Dear internet,
Today we have screwed up by applying a broken migration to the running production service and causing a massive outage for several hours… Because the rollback function was terribly broken as well.
As a result, we had to restore a backup that was made several hours ago, losing some new data.
Why did it happen?
The easiest answer is just to say: “Because it is X’s fault! He is the author of this migration, he should learn how databases work”. But, it is counterproductive.
Instead, as a part of our “Blameless environment” culture, we tend to put all the guilt on the CI. It was the CI who put the broken code into the master
branch. So, we need to improve it!
We always write post-mortems for all massive incidents that we experience. And we write regression tests for all bugs, so they won’t happen again. But, this situation was different, since it was a broken migration that worked during the CI process, and it was hard or impossible to test with the current set of instruments.
So, let me explain the steps we took to solve this riddle.
Existing setup
We use a very strict django
project setup with several quality checks for our migrations:
- We write all data migration as typed functions in our main source code. Then we check everything with
mypy
and test as regular functions - We lint migration files with
wemake-python-styleguide
, it drastically reduces the possibility of bad code inside the migration files - We use tests that automatically set up the database by applying all migrations before each session
- We use
django-migration-linter
to find migrations that are not suited for zero-time deployments - And then we review the code by two senior people
- Then we test everything manually with the help of the review apps
And somehow it is still not enough: our server was dead.
When writing the post-mortem for this bug, I spotted that data in our staging and production services were different. And that’s why our data migration crushed and left one of the core tables in the broken state.

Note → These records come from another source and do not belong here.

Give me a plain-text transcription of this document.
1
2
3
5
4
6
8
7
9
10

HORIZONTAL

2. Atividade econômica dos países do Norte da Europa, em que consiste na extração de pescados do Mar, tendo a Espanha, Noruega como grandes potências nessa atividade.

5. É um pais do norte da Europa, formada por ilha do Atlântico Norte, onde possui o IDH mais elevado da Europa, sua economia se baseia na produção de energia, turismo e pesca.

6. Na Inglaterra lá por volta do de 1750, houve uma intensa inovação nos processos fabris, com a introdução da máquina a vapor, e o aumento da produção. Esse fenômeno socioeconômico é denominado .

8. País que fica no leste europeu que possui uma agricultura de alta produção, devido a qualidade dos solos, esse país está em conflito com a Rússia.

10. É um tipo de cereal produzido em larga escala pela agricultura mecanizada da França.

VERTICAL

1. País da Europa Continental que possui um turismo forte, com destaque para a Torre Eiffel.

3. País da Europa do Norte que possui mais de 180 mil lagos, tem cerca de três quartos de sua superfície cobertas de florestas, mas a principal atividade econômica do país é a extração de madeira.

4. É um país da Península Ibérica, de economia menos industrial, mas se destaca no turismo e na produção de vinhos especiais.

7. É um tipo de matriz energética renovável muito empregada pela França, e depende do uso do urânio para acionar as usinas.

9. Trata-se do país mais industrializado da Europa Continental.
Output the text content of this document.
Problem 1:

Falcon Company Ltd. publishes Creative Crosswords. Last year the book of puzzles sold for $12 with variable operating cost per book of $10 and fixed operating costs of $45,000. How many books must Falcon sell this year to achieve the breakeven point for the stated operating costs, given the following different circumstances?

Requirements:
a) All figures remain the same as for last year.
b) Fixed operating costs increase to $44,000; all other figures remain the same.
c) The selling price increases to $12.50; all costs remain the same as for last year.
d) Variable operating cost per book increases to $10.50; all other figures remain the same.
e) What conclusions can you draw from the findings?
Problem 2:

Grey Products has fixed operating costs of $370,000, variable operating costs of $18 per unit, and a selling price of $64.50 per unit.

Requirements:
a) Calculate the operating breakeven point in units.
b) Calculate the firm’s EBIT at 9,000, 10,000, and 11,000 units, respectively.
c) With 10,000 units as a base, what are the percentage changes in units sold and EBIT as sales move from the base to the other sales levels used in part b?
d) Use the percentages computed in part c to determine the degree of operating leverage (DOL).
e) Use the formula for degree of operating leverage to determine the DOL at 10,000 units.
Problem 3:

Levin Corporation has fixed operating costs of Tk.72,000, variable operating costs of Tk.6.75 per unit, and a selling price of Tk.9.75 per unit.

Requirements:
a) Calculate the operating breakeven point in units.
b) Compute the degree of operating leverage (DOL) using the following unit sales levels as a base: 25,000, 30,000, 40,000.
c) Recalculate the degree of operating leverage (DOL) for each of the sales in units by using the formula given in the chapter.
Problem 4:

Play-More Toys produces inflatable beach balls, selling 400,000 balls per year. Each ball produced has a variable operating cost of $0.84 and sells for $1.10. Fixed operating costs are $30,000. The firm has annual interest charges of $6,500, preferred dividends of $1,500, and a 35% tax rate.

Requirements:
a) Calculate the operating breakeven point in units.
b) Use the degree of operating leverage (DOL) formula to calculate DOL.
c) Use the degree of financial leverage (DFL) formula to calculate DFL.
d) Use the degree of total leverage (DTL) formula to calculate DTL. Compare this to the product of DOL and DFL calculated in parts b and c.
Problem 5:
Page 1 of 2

So, how can we test migrations on some existing data?
django-test-migrations
That’s where django-test-migrations
comes in handy.
The idea of this project is simple:
- Set some migration as a starting point
- Create some model’s data that you want to test
- Run the new migration that you are testing
- Assert the results!
Let’s illustrate it with some code samples. Full source code is available here.
Here’s the latest version of our model:
class SomeItem(models.Model):
"""We use this model for testing migrations."""
string_field = models.CharField(max_length=50)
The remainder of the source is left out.